The Kill Call and Lost River are almost two parts of a single story, linked by Dianne Fry having to revisit an event in her past that has shaped her life and career, and is deemed to be affecting her work as a Detective Sergeant.
In The Kill Call there seems to be links between the discovery of a body in a field, and the local fox hunting traditions. Around the time of the suspicious death, blasts of a hunting horn had been heard, signalling the “kill call”, that in earlier days heralded the killing of a hunted fox.
Booth’s stories mix contemporary issues, folklore, tradition, and elements of recent history into police crime investigations. This book includes references to cold war era nuclear warning procedures as well as modified, present day fox hunt practices (where the trappings and colour of the chase are maintained without the cruelty of killing a fox).
These things are woven around central crimes in which extra-judicial attempts to right past wrongs seemed to have played a part. How could these disparate elements of traditional and history have a bearing on the investigation of the man’s death, and how do they explain why an important witness seems to have gone into hiding, without trace?
During this investigation, DS Fry finds herself drawn into a scenario related to her personal history where she might finally see justice done, but what will be the personal cost?
Lost River continues Fry’s story.
In the latter part of The Kill Call she was approached by a rape cold-case team who are confident of finally getting a conviction for an attack on Fry several years before. She travels to Birmingham to help with the enquiries, as a witness instead of investigator.
However the investigation doesn’t progress smoothly and it seems like someone wants the truth to remain hidden.
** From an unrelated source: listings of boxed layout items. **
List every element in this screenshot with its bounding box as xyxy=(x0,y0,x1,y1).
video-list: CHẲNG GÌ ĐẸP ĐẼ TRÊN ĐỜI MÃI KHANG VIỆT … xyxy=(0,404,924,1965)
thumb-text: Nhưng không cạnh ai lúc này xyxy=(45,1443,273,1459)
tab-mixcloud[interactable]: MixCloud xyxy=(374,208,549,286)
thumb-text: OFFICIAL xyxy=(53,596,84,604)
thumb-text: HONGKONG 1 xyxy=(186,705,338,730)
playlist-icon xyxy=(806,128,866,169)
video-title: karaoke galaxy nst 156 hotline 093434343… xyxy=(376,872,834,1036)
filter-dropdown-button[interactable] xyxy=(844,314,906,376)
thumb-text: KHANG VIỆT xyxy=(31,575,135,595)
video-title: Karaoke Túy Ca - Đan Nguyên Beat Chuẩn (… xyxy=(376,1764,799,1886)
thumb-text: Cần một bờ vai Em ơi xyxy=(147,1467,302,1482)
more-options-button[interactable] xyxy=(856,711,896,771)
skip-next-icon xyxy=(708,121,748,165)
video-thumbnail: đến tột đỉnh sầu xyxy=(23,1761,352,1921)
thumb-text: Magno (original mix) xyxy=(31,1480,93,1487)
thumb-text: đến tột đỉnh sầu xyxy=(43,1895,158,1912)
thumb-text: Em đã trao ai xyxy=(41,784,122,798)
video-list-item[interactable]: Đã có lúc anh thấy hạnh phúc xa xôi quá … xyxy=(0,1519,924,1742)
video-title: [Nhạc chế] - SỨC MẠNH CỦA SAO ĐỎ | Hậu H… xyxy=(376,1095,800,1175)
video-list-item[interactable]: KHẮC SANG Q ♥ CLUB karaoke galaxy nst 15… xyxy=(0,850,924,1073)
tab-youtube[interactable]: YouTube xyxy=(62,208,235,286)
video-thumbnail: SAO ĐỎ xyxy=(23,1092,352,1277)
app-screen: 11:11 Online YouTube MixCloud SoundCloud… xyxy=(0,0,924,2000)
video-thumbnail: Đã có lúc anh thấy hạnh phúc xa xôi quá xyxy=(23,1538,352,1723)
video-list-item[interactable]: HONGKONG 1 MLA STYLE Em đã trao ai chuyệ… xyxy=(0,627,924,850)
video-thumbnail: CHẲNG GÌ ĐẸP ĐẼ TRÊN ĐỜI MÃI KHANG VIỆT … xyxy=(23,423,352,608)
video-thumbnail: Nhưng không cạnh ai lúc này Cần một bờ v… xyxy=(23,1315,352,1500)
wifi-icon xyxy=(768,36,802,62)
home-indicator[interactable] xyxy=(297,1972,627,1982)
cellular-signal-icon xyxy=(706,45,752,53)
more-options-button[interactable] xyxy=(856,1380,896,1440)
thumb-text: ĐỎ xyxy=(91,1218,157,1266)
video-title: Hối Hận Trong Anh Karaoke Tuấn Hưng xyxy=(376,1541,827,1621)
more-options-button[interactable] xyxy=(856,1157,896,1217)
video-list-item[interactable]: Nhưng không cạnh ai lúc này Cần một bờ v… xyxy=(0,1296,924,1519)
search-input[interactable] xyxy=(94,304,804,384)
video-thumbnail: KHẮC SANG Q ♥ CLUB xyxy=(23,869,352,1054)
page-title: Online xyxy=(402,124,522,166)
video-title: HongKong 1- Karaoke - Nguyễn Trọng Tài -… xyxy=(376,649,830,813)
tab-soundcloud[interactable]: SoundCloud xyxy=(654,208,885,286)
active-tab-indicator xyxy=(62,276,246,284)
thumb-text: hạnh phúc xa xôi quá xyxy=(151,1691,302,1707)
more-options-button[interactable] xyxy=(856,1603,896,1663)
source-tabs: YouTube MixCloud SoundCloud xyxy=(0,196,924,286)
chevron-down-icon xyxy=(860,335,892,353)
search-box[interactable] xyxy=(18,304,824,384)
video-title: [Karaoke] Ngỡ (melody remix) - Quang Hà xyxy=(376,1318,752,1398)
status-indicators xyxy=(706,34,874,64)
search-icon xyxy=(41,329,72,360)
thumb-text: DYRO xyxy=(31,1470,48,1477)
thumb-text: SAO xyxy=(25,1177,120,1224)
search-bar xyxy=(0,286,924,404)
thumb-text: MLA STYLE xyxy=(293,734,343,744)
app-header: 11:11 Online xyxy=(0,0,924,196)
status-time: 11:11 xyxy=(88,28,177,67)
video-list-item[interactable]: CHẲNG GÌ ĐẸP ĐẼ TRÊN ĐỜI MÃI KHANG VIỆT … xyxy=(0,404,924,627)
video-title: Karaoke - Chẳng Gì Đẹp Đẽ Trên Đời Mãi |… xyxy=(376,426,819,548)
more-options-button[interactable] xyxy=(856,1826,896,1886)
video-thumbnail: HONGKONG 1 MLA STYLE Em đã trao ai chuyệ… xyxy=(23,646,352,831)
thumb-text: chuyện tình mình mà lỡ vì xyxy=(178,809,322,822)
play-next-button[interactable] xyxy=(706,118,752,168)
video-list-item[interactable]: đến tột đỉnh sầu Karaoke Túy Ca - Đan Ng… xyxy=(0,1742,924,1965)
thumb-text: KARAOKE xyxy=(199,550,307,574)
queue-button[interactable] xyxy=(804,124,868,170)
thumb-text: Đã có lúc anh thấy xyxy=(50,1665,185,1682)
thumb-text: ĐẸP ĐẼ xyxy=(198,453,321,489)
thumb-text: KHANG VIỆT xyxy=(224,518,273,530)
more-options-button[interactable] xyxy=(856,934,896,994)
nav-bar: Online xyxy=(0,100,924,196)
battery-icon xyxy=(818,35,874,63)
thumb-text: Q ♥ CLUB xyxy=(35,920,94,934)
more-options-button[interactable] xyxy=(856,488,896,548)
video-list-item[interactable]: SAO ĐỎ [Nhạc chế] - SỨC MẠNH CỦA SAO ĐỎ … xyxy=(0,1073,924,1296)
DS Fry tries to find out why the case has stalled again, seeking help from a paranoid ex-colleague who leads her to look for answers from a disbarred lawyer. She discovers that finding the truth is potentially not always the best outcome.
I was annoyed by the beginning of the book. Long parts of it seemed to be cut and pasted from sections of the previous book. Word for word repetition of significant slabs of text might not have been so noticeable if I’d had a break between books, but I started reading this one immediately after finishing the other. It was a laziness I didn’t expect, and the desired recapping ought to have been handled better.
While DS Fry has to follow her uncomfortable personal path, DC Cooper faces his own troubles after being present at, and unable to prevent, the drowning of a young local girl. He has flashbacks of the experience which seem to indicate the drowning wasn’t an accident, but can those apparent recurring memories be trusted?
Both Cooper and Fry, in their respective cases, discover the complications and hazards of family dysfunction and its potential to cause harm.